Six SNPs were also analyzed for parent-of-origin effects in relation to T2D and insulin secretory function in Pima Indians [68]. The strongest effect was seen at the KCNQ1 locus. Three SNPs at the KCNQ1 locus (rs2237892, rs2273895, rs2299620) had risk allele frequencies of ~0.50, were in strong linkage disequilibrium, and provided the strongest evidence for association with T2D [68]. In Pimas, the C allele of rs2299620 increased T2D risk when maternally inherited (OR = 1.92), but not when paternally inherited. The maternally derived C allele also associated with a 28% decrease in insulin secretion (p = 0.002), and was found to account for 4% of the risk for T2D in Pima Indians [68]. This represents one of the largest single SNP contributions to T2D risk reported in any population, and demonstrates the importance of collecting family-based data and DNA, which is often facilitated by studying isolated populations where family members have not dispersed.

11. Going forward

Although efforts in the past decade have greatly advanced our understanding of DNA variation contributing to T2D, this knowledge currently has very limited predictive and translational value. Most of the loci identified to date have no known established function in the pathophysiology of T2D; they have been designated as "T2D loci" solely based on their proximity to a GWAS signal. A clear demonstration of causality at the gene and variant level will be important to increase the usefulness of these results in both basic science and translational studies. Whole genome sequencing studies using next generation sequencing, which are currently being explored, may help to achieve these aims.
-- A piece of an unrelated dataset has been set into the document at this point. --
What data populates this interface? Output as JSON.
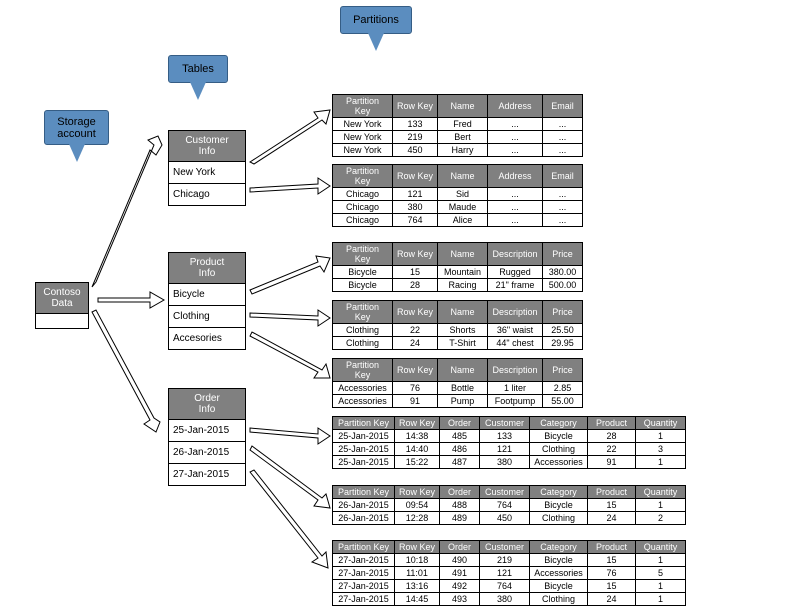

As genomic studies move farther and farther away from hypothesis-based efforts, and instead aim to explore all genomic information, the complexity of T2D can be daunting. As suggested in a recent review by Froguel et al., experimental biologists and geneticists should not be overwhelmed by the massive amounts of new data, but rather formulate strategies to validate and exploit the new information towards a better understanding of the exact biochemical and molecular pathways involved in T2D [48].

Disclosures: The authors report no conflict of interests.